In BestPeer++, peers are organized in a balanced binary tree structured P2P overlay protocol called BATON.
The BestPeer++ network consists of peers owned by organizations, facilitated by a bootstrap server, which provides the functionality for performance monitoring, database configuration, and authenticating. The network can be accessed by both external users, which are outside the system, and internal users, which are in participant organizations, to issue queries.
Just-in-time (JIT) is an inventory strategy implemented to improve the return on investment of a business by reducing in-process inventory and its associated carrying costs. We use this term to emphasize that indexes in BestPeer++ are selectively built to reduce maintenance cost.
In business applications, it is impossible to fully index databases in the system due to the high maintenance cost. On the other hand, from the observation of search engines, users' queries are highly skewed. As a result, in BestPeer++ we use a special index technique: just-in-time indexing. Only the data that are frequently queried are indexed. In other words, the index in the network is adaptively tuned based on the query distribution, data distribution, update rates and other factors.
BestPeer++ employs a hybrid design for achieving high performance query processing. The major workload of a corporate network is simple, low-overhead queries. Such queries typically only involve querying a very small number of business partners and can be processed in short time. BestPeer++ is mainly optimized for these queries.
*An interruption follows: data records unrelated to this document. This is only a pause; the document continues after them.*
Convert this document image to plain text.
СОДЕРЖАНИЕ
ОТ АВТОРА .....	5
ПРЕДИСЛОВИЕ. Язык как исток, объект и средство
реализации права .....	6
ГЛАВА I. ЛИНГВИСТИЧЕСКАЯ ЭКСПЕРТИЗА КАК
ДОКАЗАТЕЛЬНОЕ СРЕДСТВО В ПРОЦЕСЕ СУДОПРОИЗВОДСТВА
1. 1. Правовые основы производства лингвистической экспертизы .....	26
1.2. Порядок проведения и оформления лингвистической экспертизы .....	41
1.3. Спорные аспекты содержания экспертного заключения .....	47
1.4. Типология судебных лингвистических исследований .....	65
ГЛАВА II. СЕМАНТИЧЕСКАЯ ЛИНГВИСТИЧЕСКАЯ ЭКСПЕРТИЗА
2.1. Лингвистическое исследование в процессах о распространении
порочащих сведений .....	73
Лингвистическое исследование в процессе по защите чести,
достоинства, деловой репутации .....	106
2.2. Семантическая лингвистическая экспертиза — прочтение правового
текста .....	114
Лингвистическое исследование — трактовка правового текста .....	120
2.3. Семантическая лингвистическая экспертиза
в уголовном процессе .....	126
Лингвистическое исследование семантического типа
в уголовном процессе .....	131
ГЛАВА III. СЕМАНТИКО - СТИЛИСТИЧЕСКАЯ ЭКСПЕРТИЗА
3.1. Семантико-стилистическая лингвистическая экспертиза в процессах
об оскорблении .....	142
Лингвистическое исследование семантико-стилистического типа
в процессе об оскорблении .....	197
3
For infrequent time-consuming analytical tasks, we provide an interface for exporting the data from BestPeer++ to Hadoop and allow users to analyze those data using MapReduce.
The messages sent between nodes in BestPeer++ are encrypted to increase the security level of the system. Furthermore, access to the data shared in BestPeer++ corporate network is controlled by a distributed role-based access control scheme to protect local data of each node from malicious users. Addtionally, Bestpeer supports multi-granularity acess control on data table. Access privileges on data table can be defined at row level and column level.
E3 is a programming framework for simplifying scalable heterogeneous data processing on large clusters. By introducing an Actor-like concurrent programming model, E3 is able to achieve easy programmability and excellent performance. Using E3, analysts simply run data analytical programs inside a set of actors and coordinate them for parallel execution by message passing. Currently, we have a working E3 core runtime system and MapReduce extensions for running MapReduce programs inside actors.